Winnipeg Springs Church Offers Members ‘Religious Exemptions’ For COVID-19 Vaccination
Pastors at an evangelical church in Winnipeg have told their congregation they will provide documents providing “religious exemptions” to those who wish to avoid mandatory COVID-19 vaccines.
“With the vaccination mandate deadlines fast approaching, as a church we have made the decision to grant religious exemptions to our participants if they think it can help them in their jobs,” said wrote Springs Church pastors Leon and Sally Fontaine in an email to the church. members earlier this week.
The email invites members to email for more information and ties the offer of exemptions to a human rights issue.
“We continue to believe that the overbreadth of our government with our freedoms will be questioned and ended,” the pastors wrote.
Many employers, including the province of Manitoba and the city of Winnipeg, have vaccine requirements in place for some employees.
At a press conference on Friday, City of Winnipeg Executive Director Michael Jack said the city had so far not granted any exemptions to its vaccination or testing requirements for some frontline workers , but was considering exemption requests.
Exemptions for city employees on religious grounds are unlikely, however – Jack said the city’s legal team has been unable to identify a religion that would make a person ineligible for vaccination.
The Province of Manitoba is unequivocal about the exemptions for its employees.
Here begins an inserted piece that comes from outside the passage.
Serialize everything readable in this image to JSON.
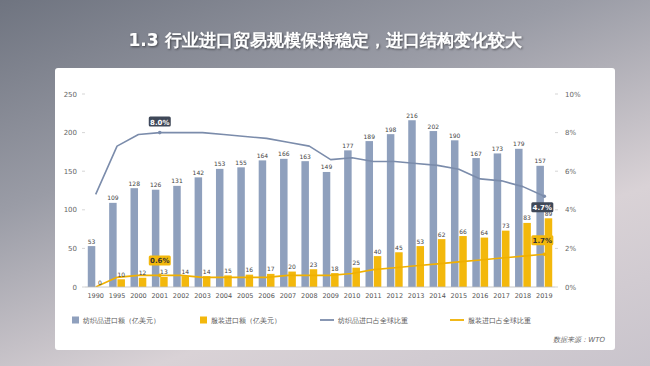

“Under current public health orders, there is no exemption for religious reasons for those eligible for a COVID-19 vaccination. At this time, public health only allows a medical exemption in very specific circumstances, ”wrote a spokesperson for Manitoba Health.
Pastors at Springs Church recognize that an exemption may not have much of an influence on an employer.
“We want to remind you that these religious exemptions may not apply to all employee situations or be accepted by all employers,” their email said.
Springs Church did not respond to interview requests on Friday.
Past conflict on health orders
The church has come under scrutiny throughout the pandemic for its stance on health ordinances.
The church – which also operates a private school with two locations – was accused earlier this year of violating public health orders related to COVID-19, after photos of a graduation ceremony were released in church with a group of people not wearing masks.
The church also filed an unsuccessful court application late last year for a temporary suspension of the provincial public health ordinance that banned in-person religious gatherings at that time.
At this point, Springs Church and two of its pastors had been fined more than $ 32,000 for authorizing services in violation of public health order.
During this school year, schools linked to Springs Church faced outbreaks of COVID-19.
According to the most recent statistics of the province, Springs Christian Academy on Lagimodière has 25 cases (five staff, 20 non-staff) and its Youville campus has 10 (one staff and nine non-staff).
The church’s recent offer of “religious exemptions” would appear to be out of step with other religious organizations, including the Roman Catholic Church. In September, Pope Francis said he did not understand why people refused to be vaccinated against COVID-19.
The Mennonite Church of Canada has said it will not offer exemptions.
“The command to love God and to love our neighbor is essential. Vaccinations allow us to live this command”, said a statement from church officials to members earlier this month.
If City of Winnipeg employees wish to request an exemption, a spokesperson said a process is in place.
This involves a request and information to explain the request “on the basis of religion or belief, or religious belief, religious association or religious activity contemplated by the Human Rights Code of Canada. Manitoba, ”wrote David Driedger, city director of corporate communications.
The Manitoba Human Rights Commission has looked at some of these issues.
“Not all religious or political needs should be taken into account in areas protected by the code”, including employment, “especially when it is demonstrated that serious risks to public health and safety exist, like during a pandemic “, says Manitoba Commission COVID-19 Vaccination Fact Sheet.
CBC News has reached out to a number of public and private organizations for their policy on religious exemptions.
Manitoba Hydro says its workers must be fully immunized by November 30 or undergo regular testing.
“Adjustments to this… will be dealt with through our normal processes,” based on existing laws, health guidelines and the Human Rights Code, wrote Hydro spokesperson Bruce Owen. .
Large employers give employees choice
The insurance and financial services company Canada Life does not have a specific policy on religious exemptions, but has established working standards.
Any employee who is not vaccinated – for whatever reason – and needs to be in the office must get a negative rapid test result before entering, wrote Kim Forgetta, director of communications for Canada Life.
Red River College Polytechnic has a comprehensive form for staff and students who wish to rely on religious beliefs for immunization exemption.
The college “has a legal obligation to accommodate people” who request exemptions for medical reasons or based on religion or belief, wrote Emily Doer, spokesperson for RRC Polytech.
These will be considered on an individual basis, she wrote. The application form was assembled through consultations with human rights commissions across Canada and case law.
Due to privacy and confidentiality, the school was unable to say how many people had applied for a religious exemption, but Doer told CBC News the number is very low.